Written by Laurence Green on 24 May 2017
Distributor Manga Entertainment • Certificate PG • Price DVD £9.99; Blu-ray £14.99
With a title that could have come straight off a vintage prog-rock album and an expensive-looking CG intro that sees us zipping through the universe and down a space-elevator, everything about Dark Side of Dimensions seems to be screaming added-value scale, with a budget to match. Celebrating 20 years of the Yu-Gi-Oh franchise, the movie sees us picking up things six months after the end of the series’ original manga run (from 1996 to 2004). Touting an original story, the movie sees Kaiba Corp up to their usual tricks investigating the pieces of the Millennium Puzzle, until one of their excavations is interrupted by a shadowy figure, laying the groundwork for a new, mysterious antagonist...
All our favourite characters are back - all a little older (but probably not any wiser), and as soon as these lovable dorks start spouting lines about polishing duel disks and getting their decks out, you know nothing’s really changed from your classic Yu-Gi-Oh of old. Except perhaps Yugi’s gal pal Tea that is who, in the intervening years, seems to have been ‘fleshed-out’ a little... and, no, we don’t mean in terms of character development. Tea aside though, the characters are much as you remember them - from the ludicrous haircuts to the classic English dub actors reprising their roles (right down to Bakura’s dodgy British accent). Even Joey’s weird chin - which spawned an entire meme - gets a moment in the spotlight.
Like most guys my age - raised on a diet of Pokemon, Digimon and Cardcaptors on CITV - it wasn’t long before I fell for the Yu-Gi-Oh bug too; shelling out what little pocket money I had on precious booster packs to add to my collection of cards. Having enjoyed Manga Entertainment's earlier releases of the classic TV series on DVD, I was intrigued by what a movie-sized slab of Yu-Gi-Oh - clocking in at two hours - would entail. Previous cinematic outings for the franchise had been arguably forgettable, although that didn’t stop the 2004 Yu-Gi-Oh Movie becoming the third most successful anime release ever at the US box office behind only the first two Pokemon movies - a distinction it retains to this day.

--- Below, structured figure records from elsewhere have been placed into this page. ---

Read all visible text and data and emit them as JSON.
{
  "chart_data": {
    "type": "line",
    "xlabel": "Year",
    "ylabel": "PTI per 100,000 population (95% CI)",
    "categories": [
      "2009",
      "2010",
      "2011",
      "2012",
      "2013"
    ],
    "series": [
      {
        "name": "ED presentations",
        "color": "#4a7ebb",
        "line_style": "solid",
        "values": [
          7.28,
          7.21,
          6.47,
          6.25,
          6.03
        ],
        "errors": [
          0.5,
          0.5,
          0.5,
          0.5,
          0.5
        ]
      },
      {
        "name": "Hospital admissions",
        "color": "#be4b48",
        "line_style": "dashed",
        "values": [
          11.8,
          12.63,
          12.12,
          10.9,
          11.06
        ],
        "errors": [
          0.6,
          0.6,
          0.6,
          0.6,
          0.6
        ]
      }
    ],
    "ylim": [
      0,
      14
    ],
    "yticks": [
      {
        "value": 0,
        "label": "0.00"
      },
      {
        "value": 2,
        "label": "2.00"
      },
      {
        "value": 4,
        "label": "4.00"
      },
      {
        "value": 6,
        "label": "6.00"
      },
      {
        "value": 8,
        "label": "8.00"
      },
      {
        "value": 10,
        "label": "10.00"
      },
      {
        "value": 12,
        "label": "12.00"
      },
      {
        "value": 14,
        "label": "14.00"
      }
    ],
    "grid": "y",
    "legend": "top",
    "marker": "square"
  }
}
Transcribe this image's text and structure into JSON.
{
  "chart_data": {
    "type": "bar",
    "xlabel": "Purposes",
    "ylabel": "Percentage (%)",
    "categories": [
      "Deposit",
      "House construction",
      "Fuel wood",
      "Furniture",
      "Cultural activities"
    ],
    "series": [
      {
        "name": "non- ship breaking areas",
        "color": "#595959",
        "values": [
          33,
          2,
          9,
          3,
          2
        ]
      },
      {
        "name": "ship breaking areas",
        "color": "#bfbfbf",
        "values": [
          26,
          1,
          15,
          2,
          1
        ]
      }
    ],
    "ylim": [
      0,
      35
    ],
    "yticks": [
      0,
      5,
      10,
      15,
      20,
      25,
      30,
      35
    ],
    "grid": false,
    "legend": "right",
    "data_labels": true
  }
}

In a visual sense, at least, this is probably the best the franchise has ever looked. The line-art is clean and crisp, while the duels are beefed up with CG to ensure sufficiently fluid action. What’s most striking about the film’s visual treatment though is the colour scheme, which retains every bit of the bold, brash primary tones of the classic TV series. While there’s a certain charm to this, it also feels like it weirdly dates the movie’s aesthetic - like some bizarre throwback to the days of peak-DigiPaint.
While the battles are certainly impressive visually, watching increasingly large CG monsters batter seven bells out of each other with beam spam while the duelists shout corny put-down lines starts to wear thin after a while. As the battles drag on, you start to feel like you’re no longer actually watching a film - rather, it’s like you’re sat staring over a mate’s shoulder as he plays a video game. You’re at a level of remove from the intricacies of the action, and they - inevitably - are having a lot more fun than you are.
It’s here too that the film suffers in its excessive reliance on verbose, jargon-filled dialogue - sometimes, even with the English dub switched on, it’s like you’re listening to a foreign language. Of course, the TV series did this too - but there at least it was tempered by the fact it came at you in bite-sized, twenty minute, segments. But with Dark Side of Dimensions you’re given the full-throttle, undiluted Yu-Gi-Oh treatment - two solid hours of duelling-themed dialogue. The overly wordy treatment kills any scope for a leaner, more cinematically daring approach to the story, and the end result is something that unfortunately feels far more like a (very) extended TV episode or - perhaps more accurately - a kind of greatest hits package. The visuals might be on-point, but any kind of soul is distinctly lacking.
In recent years, successes like One Piece: Strong World and the Blue Exorcist film have shown that shonen movies can be great standalone cinematic experiences in their own right when given a decent script and the right directorial treatment, but sadly Dark Side of Dimensions isn't one of them. For fans that still feel the ‘heart of the cards’ beating strongly inside them, there’s plenty to enjoy here - but for anyone else intrigued by the continuing juggernaut that is Yu-Gi-Oh, it’s best to start with the TV series itself.
English and Japanese with English subtitles audio options - both available in either a 2.0 or 5.1 mix - the latter sounding enjoyably beefy on a decent set of speakers. There are no further on-disc extras.